For the comparator to change state, one input must change from being above the other to below the other. Whether or not that happens in the c and d configurations depends on the input offset of the comparator.

 

Thanks dl324,
The signal is a short pulse of a few <<1ms in width (never really measured its actual width)
Thoughts?

The propagation delay of the LT1017 is poor (it's a old comparator, as I mentioned before). It takes about 5.3us to fall and 8.3us to rise with large amounts of overdrive, which you have (see "Output Delay" graph for more details). If your pulse width is 'much less than 1ms' than I'm guessing your pulse is just too fast for the comparator to keep up with. You either need to increase your pulse width, use a faster comparator (sacrificing power, usually), or go with a different solution all together - dl324 suggested a common solution (though not my favorite). A simple transistor switch may work as well (TL;DR: http://www.electronicshub.org/transistor-as-switch/)

Remember pulse widths coming out of micros can be very short - 10's of ns - depending on the clock speed. You need a very fast switch with bandwidths of ~100MHz to keep up. Good layout is also critical.

 

Problem solved! My problem was that the input line was coming straight out of the AVR chip which was supposed to be setting the corresponding bit high or low. A watchdog timer interrupt that was supposed to drop the pin low never ran and the avr would reset each time making it look like it was going low during reset on the oscilloscope. I am assuming that it goes undefined and floats during reset for a brief amount of time. I believe this results in the input going from high to undefined (floating) so could not be compared to the reference input in this undefined state. The quick fix was a pull down resistor on the AVR pin. The better fix still to come is fixing the AVR code to run the interrupt on watchdog timeout.
Still puzzled by why c and d worked though. Alec_t' s point makes sense but how can a floating yield such a result?

Thanks

 

Glad you figured it out. Just curious, what is your pulse width? Why would you use a WDT to turn off a signal? Why not a normal timer? Seems strange - but this is certainly your project and you can do whatever you want as far as I'm concerned.

 

Glad you figured it out. Just curious, what is your pulse width? Why would you use a WDT to turn off a signal? Why not a normal timer? Seems strange - but this is certainly your project and you can do whatever you want as far as I'm concerned.

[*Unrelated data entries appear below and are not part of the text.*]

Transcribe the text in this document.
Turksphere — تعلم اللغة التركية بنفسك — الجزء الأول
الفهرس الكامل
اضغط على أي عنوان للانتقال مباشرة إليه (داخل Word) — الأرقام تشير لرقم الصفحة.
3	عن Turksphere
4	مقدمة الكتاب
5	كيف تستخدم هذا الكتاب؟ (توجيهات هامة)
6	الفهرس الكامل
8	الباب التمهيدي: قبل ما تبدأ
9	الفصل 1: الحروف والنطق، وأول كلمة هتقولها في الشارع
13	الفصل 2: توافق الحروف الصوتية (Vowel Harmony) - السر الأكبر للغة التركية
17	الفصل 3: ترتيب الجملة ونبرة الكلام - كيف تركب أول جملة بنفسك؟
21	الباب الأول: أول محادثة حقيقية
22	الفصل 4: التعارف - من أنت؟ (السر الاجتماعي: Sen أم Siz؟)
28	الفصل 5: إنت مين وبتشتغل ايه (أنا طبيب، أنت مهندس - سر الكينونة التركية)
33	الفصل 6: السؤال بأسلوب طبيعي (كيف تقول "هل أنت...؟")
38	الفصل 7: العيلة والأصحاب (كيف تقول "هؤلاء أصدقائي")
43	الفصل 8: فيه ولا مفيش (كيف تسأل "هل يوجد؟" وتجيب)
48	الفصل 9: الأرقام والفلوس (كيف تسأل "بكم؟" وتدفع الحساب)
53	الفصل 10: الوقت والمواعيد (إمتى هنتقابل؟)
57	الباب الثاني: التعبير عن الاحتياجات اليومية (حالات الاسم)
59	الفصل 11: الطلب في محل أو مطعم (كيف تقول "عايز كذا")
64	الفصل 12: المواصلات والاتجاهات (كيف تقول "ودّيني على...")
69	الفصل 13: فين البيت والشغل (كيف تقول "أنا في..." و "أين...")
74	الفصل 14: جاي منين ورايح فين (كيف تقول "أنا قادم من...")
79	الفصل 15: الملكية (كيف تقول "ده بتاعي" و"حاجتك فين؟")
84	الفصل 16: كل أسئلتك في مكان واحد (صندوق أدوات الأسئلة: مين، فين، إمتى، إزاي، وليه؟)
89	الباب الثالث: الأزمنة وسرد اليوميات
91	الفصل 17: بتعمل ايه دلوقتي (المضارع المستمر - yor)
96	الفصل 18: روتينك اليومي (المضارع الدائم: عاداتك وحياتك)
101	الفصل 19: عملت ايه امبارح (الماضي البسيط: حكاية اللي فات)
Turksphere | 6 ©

WDT because I was executing some power save / sleep functions and needed a wake by WDT so it was convenient to build some of the ON/OFF signals into the WDT interrupt. Plus 2 of the timers were already busy doing some crucial input captures so did not want to interfere with that process. The Atmega328 which is the microcontroller I am using has a 3rd timer that I could consider but was hoping for a more compact code.
Thanks

 

WDT because I was executing some power save / sleep functions and needed a wake by WDT so it was convenient to build some of the ON/OFF signals into the WDT interrupt. Plus 2 of the timers were already busy doing some crucial input captures so did not want to interfere with that process. The Atmega328 which is the microcontroller I am using has a 3rd timer that I could consider but was hoping for a more compact code.
Thanks

How is the WDT reinitialize the entire device more compact than servicing an interrupt to change the state of an I/O output? If you have the code space - use it. You certainly have a 3rd timer. Using WDT to clear a GPIO signal is very poor technique.*

*Again - it's your project do whatever you want.

 

How is the WDT reinitialize the entire device more compact than servicing an interrupt to change the state of an I/O output? If you have the code space - use it. You certainly have a 3rd timer. Using WDT to clear a GPIO signal is very poor technique.*

*Again - it's your project do whatever you want.

tindel,
WDT is useful to wake sleeping devices and to force system reset in case of program hangs / bugs. It's always a good practice to use them for robust applications. The interrupt routine was not supposed to reinitialize the device, that was an oversight on my part. May use the 3rd timer if needed. Thanks for your input.